A number of lawn care people recommended products that had been developed by military chemical warfare specialists--as a weapon against crabgrass. Chlordane was initially thought to be the most effective herbicide. Then came potassium cyanate, followed by lead arsenate and ammonium sulfate. One chemical company came out with a product that was advertised as the ultimate in the war against broad-leaved weeds, the now infamous 2,4-D. Some fifteen years later this became the main ingredient in the defoliant Agent Orange used in Vietnam.

What a glorious time! Farmers were spraying crops with all these modern chemicals, wherever and whenever they could. Don't worry. Be happy. Trust us. Homeowners put down new lawns, poured on water, fertilizer, and lime. We mowed the lawns, not letting the grass grow more than a few inches. Then we added chemicals to kill "weeds," insects, and those damn rodents. We rested a while. Then we started all over again and again, and again. A drug-addicted landscape rapidly spread across America. Don't worry. Be happy.
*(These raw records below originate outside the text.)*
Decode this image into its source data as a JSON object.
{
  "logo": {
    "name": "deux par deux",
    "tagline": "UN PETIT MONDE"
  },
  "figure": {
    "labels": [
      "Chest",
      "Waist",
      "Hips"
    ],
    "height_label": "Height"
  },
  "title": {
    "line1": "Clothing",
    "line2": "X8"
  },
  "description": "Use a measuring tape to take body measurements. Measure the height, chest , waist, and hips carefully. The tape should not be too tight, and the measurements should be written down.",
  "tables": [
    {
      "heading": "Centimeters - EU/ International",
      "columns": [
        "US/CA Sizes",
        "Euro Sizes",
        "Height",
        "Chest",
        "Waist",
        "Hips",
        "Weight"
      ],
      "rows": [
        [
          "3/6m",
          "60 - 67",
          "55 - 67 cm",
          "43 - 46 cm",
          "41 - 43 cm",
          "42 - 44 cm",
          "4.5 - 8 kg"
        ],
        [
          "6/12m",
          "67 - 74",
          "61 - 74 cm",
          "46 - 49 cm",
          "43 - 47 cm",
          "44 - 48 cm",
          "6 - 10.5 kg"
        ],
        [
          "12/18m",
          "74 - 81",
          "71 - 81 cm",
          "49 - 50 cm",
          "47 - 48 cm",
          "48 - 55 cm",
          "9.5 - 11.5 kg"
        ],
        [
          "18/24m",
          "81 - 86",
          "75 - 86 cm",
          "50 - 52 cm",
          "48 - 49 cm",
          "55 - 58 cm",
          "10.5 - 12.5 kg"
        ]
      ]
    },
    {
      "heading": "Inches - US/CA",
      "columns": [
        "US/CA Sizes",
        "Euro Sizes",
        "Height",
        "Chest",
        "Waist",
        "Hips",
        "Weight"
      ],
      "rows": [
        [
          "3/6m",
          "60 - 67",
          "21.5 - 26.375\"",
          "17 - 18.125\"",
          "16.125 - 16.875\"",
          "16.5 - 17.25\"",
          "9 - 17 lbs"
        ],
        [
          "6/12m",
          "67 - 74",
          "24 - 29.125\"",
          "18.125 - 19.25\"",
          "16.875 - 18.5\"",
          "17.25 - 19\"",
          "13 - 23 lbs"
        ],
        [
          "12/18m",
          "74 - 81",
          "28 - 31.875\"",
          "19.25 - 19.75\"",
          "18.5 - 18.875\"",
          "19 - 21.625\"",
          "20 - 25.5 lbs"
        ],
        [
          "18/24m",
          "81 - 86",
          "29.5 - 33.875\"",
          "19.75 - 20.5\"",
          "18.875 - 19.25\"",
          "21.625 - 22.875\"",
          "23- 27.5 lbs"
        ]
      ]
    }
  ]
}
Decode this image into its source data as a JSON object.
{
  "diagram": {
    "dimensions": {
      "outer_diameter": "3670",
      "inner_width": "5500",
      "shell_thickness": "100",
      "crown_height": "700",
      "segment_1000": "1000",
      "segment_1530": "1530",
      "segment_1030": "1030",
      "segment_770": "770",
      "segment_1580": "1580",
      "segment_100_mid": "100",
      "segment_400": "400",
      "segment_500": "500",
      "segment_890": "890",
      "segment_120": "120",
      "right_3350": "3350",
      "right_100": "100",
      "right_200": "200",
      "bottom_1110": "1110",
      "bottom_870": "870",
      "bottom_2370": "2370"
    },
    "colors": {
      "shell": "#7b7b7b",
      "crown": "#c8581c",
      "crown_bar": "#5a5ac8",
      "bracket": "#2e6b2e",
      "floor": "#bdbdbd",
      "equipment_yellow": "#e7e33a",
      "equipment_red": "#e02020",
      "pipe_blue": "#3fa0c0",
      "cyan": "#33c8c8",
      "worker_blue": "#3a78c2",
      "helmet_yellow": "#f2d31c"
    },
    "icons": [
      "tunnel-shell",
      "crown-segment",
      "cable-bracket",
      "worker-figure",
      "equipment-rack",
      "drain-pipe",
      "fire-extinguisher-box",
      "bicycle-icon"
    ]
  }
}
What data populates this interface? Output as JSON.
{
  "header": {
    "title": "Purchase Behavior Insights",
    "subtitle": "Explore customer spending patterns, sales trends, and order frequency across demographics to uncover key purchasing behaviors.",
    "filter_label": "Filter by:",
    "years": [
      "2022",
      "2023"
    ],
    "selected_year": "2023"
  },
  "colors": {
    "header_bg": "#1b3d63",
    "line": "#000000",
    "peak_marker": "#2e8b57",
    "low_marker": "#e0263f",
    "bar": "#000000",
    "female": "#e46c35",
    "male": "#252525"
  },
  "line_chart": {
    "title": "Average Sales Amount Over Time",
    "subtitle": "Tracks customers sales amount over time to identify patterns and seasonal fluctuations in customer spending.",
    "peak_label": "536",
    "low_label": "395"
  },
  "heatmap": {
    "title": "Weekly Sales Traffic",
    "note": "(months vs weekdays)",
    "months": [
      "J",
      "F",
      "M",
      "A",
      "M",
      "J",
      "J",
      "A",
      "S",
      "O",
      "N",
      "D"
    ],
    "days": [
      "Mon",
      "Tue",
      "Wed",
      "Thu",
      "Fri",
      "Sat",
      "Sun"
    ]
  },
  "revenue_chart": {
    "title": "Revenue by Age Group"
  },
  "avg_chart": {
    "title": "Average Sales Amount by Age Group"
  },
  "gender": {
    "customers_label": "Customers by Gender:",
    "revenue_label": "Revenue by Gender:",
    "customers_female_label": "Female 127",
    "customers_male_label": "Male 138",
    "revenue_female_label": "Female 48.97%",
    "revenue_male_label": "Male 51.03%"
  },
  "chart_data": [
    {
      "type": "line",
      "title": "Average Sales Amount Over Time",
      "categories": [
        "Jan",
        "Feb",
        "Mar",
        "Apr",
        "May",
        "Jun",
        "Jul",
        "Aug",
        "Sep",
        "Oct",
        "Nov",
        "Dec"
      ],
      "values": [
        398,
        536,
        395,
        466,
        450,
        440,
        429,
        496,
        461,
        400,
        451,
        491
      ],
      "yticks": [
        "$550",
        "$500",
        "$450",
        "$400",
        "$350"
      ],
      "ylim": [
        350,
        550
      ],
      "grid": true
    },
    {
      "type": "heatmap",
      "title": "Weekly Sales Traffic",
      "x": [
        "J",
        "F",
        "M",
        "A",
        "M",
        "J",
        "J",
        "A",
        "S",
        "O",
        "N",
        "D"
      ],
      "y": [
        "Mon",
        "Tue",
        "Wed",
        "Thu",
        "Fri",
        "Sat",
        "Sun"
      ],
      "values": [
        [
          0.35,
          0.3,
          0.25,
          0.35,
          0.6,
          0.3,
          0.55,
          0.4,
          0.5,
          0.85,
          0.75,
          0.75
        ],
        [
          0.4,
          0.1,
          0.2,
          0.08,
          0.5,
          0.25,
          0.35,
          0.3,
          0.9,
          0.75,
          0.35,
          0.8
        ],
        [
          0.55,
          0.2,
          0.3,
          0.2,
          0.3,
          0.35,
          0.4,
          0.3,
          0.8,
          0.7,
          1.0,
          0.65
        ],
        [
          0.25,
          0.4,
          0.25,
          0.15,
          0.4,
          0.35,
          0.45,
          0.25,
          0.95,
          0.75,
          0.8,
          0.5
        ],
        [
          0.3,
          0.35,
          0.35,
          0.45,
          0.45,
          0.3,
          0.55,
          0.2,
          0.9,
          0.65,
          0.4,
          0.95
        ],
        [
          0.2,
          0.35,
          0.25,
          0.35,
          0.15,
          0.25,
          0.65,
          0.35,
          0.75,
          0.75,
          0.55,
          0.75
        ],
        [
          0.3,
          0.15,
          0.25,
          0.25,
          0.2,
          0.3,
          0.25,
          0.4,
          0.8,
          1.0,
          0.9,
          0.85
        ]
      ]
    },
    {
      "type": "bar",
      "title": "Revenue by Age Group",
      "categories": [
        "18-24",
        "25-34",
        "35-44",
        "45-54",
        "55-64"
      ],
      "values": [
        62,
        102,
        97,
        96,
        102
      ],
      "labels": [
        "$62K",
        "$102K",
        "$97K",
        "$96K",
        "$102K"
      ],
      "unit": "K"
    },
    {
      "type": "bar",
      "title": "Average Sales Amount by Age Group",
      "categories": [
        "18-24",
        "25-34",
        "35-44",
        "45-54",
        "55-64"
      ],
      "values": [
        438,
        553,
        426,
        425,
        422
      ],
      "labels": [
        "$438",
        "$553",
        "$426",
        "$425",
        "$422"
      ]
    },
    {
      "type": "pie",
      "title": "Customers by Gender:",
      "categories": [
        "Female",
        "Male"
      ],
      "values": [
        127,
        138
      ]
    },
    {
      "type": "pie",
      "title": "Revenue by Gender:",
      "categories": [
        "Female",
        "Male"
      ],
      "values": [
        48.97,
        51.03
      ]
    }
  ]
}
But someone spoiled the party in 1962. A little known marine biologist with the U.S. Fish and Wildlife service named Rachel Carson wrote a book entitled Silent Spring. Perhaps what we were doing to our planet might be very bad Ms. Carson suggested; the massive, indiscriminate use of pesticides had to stop if we wanted a livable environment. The lawn care industry, especially the chemical companies, did not like what Rachel Carson had to say. But of course the industry, then and now, knew only one way to deal with any critic. They attacked her. She was threatened with lawsuits, and accused of being unqualified and hysterical, among other things. But a lot of unquestioned beliefs were beginning to unravel in the 1960s.